Many users on cybercriminal forums have been discussing or exhibiting ways in which they can adapt their current business models to derive increased profit from the current situation.

  • An Exploit forum user who has been creating fake web pages for stealing credit card or bank details for many years updated their long-standing thread to offer COVID-19-themed fakes.
  • Digital Shadows has also observed several marketplace vendors who have previously been engaged in drug sales and/or carding relating activity who have now pivoted to advertising “coronavirus face masks” or miracle corona-related cures on dark web marketplaces.

Travel and Event Fraud

According to Digital Shadows, in a thread on Verified, one user highlighted travel- and event-related fraud as a sector of the cybercriminal-related economy that could be particularly hard-hit, noting that “people are afraid of flying and the borders are closed."

  • Another Verified user who maintains a long-standing thread offering fraudulent tickets for same-day events posted an update stating that “everything is closed for 2 weeks” as a result of the cancellation of events across the globe.
  • A Club2CRD user responsible for promoting the travel services provided by an established vendor appeared to be trying to ride through the situation, encouraging users to “RUN from coronavirus,” adding “Many routes are still available and open."
  • A different Verified user initiated a pleading thread titled “find a job for an old man” to beg for additional income. The post stated that the user had worked since 2012 on fraud targeting tourism, hotels, air travel, and excursions, but that “since the world decided to spin up a cool scam codenamed ‘coronavirus’ which will likely lead to another crisis… I am left without earnings for an indefinite period.” They suggested that they could take on work registering or checking fraudulently obtained accounts, or any other unspecified work that would guarantee daily hours and payment, adding that they already had access to the anonymizing infrastructure required for this type of work. At the time of writing, the user had posted again to reiterate their request, indicating they had had no luck so far in finding work.

On March 17, 2020, Amazon announced that they would be blocking all shipments of products other than food, medicines, and other products deemed “essential” to its warehouses in response to increased demand, meaning that both legitimate and cybercriminal vendors who make use of Amazon’s storage and delivery network to move their goods will no longer be able to ship these non-essential products, says the research team. 

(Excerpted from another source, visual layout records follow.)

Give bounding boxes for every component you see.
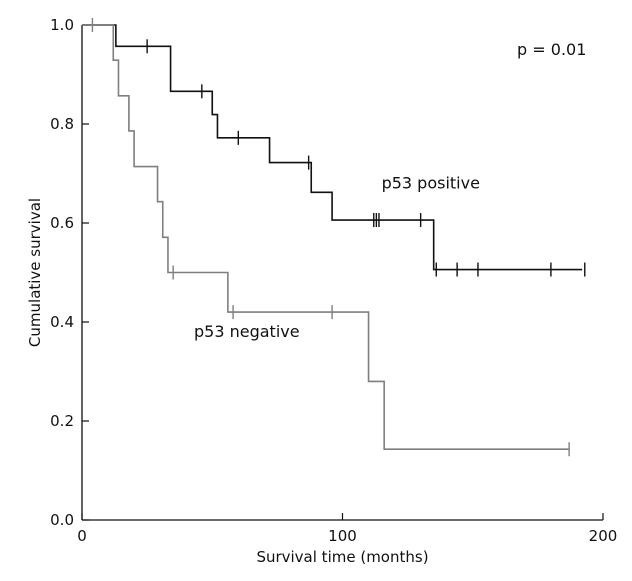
annotation-positive-label: p53 positive <box>382 173 480 192</box>
y-tick-label: 0.0 <box>50 511 74 529</box>
survival-curve-p53-positive <box>82 24 583 271</box>
annotation-layer: p = 0.01 p53 positive p53 negative <box>194 40 586 341</box>
axes: 0.0 0.2 0.4 0.6 0.8 1.0 0 100 200 <box>50 16 617 545</box>
y-tick-label: 0.2 <box>50 412 74 430</box>
x-tick-label: 200 <box>589 527 618 545</box>
y-tick-label: 0.6 <box>50 214 74 232</box>
x-tick-label: 0 <box>77 527 87 545</box>
y-tick-label: 1.0 <box>50 16 74 34</box>
y-tick-label: 0.8 <box>50 115 74 133</box>
x-axis-title: Survival time (months) <box>256 548 428 566</box>
survival-curve-p53-negative <box>82 24 570 451</box>
x-tick-label: 100 <box>328 527 357 545</box>
series-layer <box>82 18 586 457</box>
y-tick-label: 0.4 <box>50 313 74 331</box>
annotation-pvalue: p = 0.01 <box>517 40 586 59</box>
y-axis-title: Cumulative survival <box>26 198 44 347</box>
annotation-negative-label: p53 negative <box>194 322 300 341</box>
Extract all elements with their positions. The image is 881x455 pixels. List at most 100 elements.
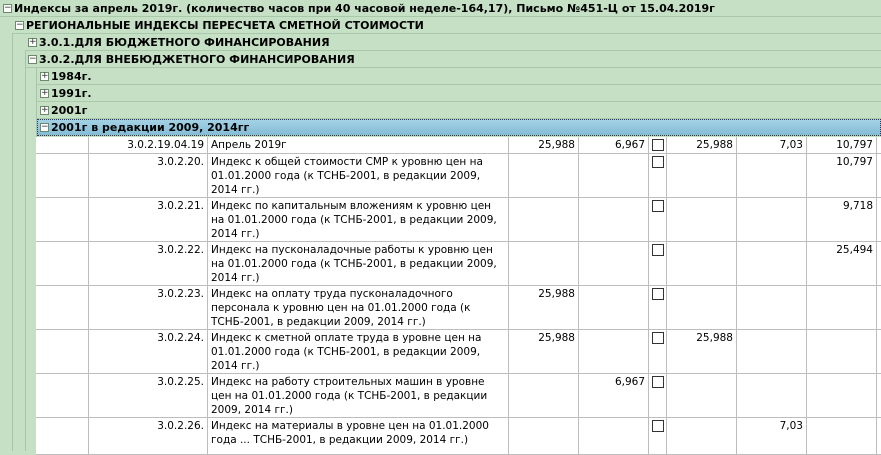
expand-icon[interactable]: + [40, 88, 49, 98]
group-row[interactable]: +2001г [37, 102, 881, 119]
v3-cell[interactable]: 25,988 [667, 330, 737, 373]
v3-cell[interactable] [667, 374, 737, 417]
v5-cell[interactable]: 10,797 [807, 137, 877, 153]
v3-cell[interactable]: 25,988 [667, 137, 737, 153]
desc-cell[interactable]: Индекс по капитальным вложениям к уровню… [208, 198, 509, 241]
expand-icon[interactable]: + [40, 105, 49, 115]
empty-cell [36, 154, 89, 197]
v4-cell[interactable] [737, 374, 807, 417]
checkbox[interactable] [652, 332, 664, 344]
v2-cell[interactable] [579, 286, 649, 329]
checkbox-cell[interactable] [649, 242, 667, 285]
checkbox-cell[interactable] [649, 286, 667, 329]
table-row[interactable]: 3.0.2.24. Индекс к сметной оплате труда в… [36, 330, 881, 374]
checkbox-cell[interactable] [649, 374, 667, 417]
v1-cell[interactable] [509, 198, 579, 241]
code-cell[interactable]: 3.0.2.19.04.19 [89, 137, 208, 153]
group-row[interactable]: −2001г в редакции 2009, 2014гг [37, 119, 881, 136]
checkbox-cell[interactable] [649, 198, 667, 241]
v3-cell[interactable] [667, 418, 737, 454]
table-row[interactable]: 3.0.2.22. Индекс на пусконаладочные работ… [36, 242, 881, 286]
group-label: 3.0.2.ДЛЯ ВНЕБЮДЖЕТНОГО ФИНАНСИРОВАНИЯ [39, 53, 355, 66]
table-row[interactable]: 3.0.2.23. Индекс на оплату труда пусконал… [36, 286, 881, 330]
expand-icon[interactable]: + [28, 37, 37, 47]
code-cell[interactable]: 3.0.2.22. [89, 242, 208, 285]
code-cell[interactable]: 3.0.2.25. [89, 374, 208, 417]
v4-cell[interactable]: 7,03 [737, 137, 807, 153]
desc-cell[interactable]: Индекс к сметной оплате труда в уровне ц… [208, 330, 509, 373]
v4-cell[interactable]: 7,03 [737, 418, 807, 454]
desc-cell[interactable]: Индекс на работу строительных машин в ур… [208, 374, 509, 417]
v4-cell[interactable] [737, 330, 807, 373]
v3-cell[interactable] [667, 198, 737, 241]
checkbox[interactable] [652, 156, 664, 168]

  • One Verified member who has been offering a drop service buying carded goods for resale since February 2011 announced that “Due to force majeure circumstances beyond our control (coronavirus epidemic) Amazon is stopping accepting goods with the exception of food and medicine products until at least 5 April due to an inability to process warehouse restocking. From today it is impossible to send your illiquid assets [i.e. goods that are not hot commodities among an extensive audience] on Amazon. Please do not create new packs with illiquid asses [sic], they will not be paid for”.
  • Another drop service provider on Verified has been experiencing identical issues. They updated their longstanding thread to announce that they had been “forced to stop buying all illiquid assets.” They added that “in connection with the panic over the coronavirus we have already started to run into problems with delivery.”

Browsing messages and offerings on cybercriminal forums and marketplaces shows that coronavirus truly is proving to be a double-edged sword for threat actors, says the research team. "Some enterprising cybercriminals may be relishing the increased earning opportunities that the current crisis will bring them, while others will be aghast at the thought of the swift destruction of the business models and reputations that have taken years to develop. It will be interesting to see how the cybercriminal landscape has altered once the storm has passed, and who has been able to successfully weather the situation," concludes the research team.